The problem with GIF is that everyone thought it was open and free, and then Unisys turned around and started enforcing the patents.
Paying MPEGLA up front for indemnity is precisely the type of thing a company would do to avoid being sued by people who hold submarine patents on video encoding.
If there's a lesson to be learned from GIF, it's: don't use encoding formats with questionable IP.
Whether you or I think WebM is patent free is, quite frankly, irrelevant. Not many companies, besides Google apparently, are going to be willing to take that risk, precisely because they remember the GIF fiasco.
WebM has zero chance of replacing h264 as the dominant video standard. The time it would take to do that is longer than the remaining lifetime on the h264 patents, and once the patents expire there is no reason for anyone to use WebM.
Really? You're guaranteeing zero chance of any event happening in IT until 2028? 17 years from now? In the same industry in which 17 years ago it was 1994 and Yahoo! wasn't called Yahoo! yet? In the same web space in which 6 years ago it was early 2005 and Youtube wasn't created yet?
May I borrow your crystal ball for a couple of minutes, please?
> Sorry, should I have used VHS, DVD and Blu-Ray as examples instead?
All examples of a technology being replaced (or partially replaced) by a better technology. WebM is not better than H.264 technologically. At best, it is almost as good as the lower H.264 profiles.
H.264 might conceivably be replaced as the dominant de facto video standard, but the replacement will not be WebM.

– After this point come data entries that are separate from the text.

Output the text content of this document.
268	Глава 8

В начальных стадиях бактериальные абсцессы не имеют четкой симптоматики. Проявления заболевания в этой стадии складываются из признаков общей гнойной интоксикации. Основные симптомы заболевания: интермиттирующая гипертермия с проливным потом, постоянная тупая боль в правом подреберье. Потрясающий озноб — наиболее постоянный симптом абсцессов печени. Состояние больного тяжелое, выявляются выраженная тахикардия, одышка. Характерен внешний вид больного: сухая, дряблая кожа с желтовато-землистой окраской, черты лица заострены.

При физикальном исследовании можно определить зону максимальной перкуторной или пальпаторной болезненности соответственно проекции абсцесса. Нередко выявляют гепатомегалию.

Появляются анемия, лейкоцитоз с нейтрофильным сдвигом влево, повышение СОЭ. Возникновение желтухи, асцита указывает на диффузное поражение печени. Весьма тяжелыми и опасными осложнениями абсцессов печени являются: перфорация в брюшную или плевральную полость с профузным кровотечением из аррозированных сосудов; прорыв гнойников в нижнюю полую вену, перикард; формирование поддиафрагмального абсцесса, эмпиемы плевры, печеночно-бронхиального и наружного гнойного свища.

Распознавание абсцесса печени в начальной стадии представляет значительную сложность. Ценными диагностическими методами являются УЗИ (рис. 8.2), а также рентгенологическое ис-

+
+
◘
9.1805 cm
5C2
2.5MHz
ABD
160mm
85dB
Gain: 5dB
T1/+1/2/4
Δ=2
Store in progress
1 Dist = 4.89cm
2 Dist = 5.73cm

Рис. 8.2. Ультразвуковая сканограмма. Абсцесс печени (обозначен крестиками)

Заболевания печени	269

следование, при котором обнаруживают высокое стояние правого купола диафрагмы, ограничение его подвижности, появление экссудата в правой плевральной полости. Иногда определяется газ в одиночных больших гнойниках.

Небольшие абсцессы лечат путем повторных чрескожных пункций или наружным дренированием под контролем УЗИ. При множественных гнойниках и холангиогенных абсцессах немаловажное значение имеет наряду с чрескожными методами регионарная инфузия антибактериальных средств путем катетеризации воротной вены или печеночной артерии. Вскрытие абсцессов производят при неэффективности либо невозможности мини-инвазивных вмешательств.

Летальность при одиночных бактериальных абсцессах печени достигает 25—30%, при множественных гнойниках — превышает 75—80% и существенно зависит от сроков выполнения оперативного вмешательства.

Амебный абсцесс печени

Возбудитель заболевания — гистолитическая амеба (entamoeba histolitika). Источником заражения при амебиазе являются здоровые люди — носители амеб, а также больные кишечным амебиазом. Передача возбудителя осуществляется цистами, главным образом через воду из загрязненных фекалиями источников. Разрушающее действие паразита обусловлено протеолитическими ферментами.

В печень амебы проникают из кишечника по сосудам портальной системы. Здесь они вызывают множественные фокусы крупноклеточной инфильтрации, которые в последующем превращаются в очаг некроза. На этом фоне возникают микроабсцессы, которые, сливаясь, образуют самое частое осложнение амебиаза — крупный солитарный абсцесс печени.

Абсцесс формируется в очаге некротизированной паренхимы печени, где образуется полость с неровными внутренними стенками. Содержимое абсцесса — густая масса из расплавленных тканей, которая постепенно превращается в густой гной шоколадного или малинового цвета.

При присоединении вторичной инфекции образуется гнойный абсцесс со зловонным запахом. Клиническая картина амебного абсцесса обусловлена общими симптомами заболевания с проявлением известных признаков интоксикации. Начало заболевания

(BTW, I don't necessarily accept the 2028 number for when the relevant H.264 patents expire. That's when the last of the patents expire, but many of the patents are on the more recent enhancements to H.264. We only need the patents that cover the main profile to expire).
World is ripe with examples of technology being replaced by a challenger due to non-technical factors. The rise of MP3 and other lossy standards in favour of CDs is an obvious example. Early LCDs were not as good in terms of image quality as contemporary CRTs. It doesn't have to be better, it just has to be good enough technically and attractive for other reasons.
Widespread support of WebM is likely to influence the chance of H.265 (the next one) either being royalty-free or at least having a royalty-free profile (and if not, then having a royalty-free competitor in the form of WebM version 2 or 3 in the early stages of its adoption). If Chrome uptake continues and Flash hurries up with their WebM support then a royalty-free subset of H.264 isn't entirely out the question, they've already softened their licensing once in response to competition.
"Short-term thinking" can easily mean five or ten years on the web. Should I be happy as a user when Google makes my situation worse to make it better five years later?
Why does it double your encoding cost? Support the majority of the market first, then the minority if you can squeeze it in in your cost structure. iOS devices are the minority devices, they naturally come second.
Supporting some single or low double digit market share at the expense of the vaster share doesn't make any sense. It's like owning a fuel station that only offers electricity and hydrogen and then complaining that it'll increase your costs to stock regular old petrol and diesel.
As a person who deals in video on the web, they want to instantly double my cost to encode video by fragmenting the near ubiquity H.264 currently offers.
As an iOS device and xBox owner they want to obsolete my hardware.
As a Chrome user, they want to force me to use the crappy Flash player to view H.264 content.
I don't understand why they can't promote and improve WebM and maintain H.264 compatibility. Which browsers stopped rendering GIFs when it became an issue?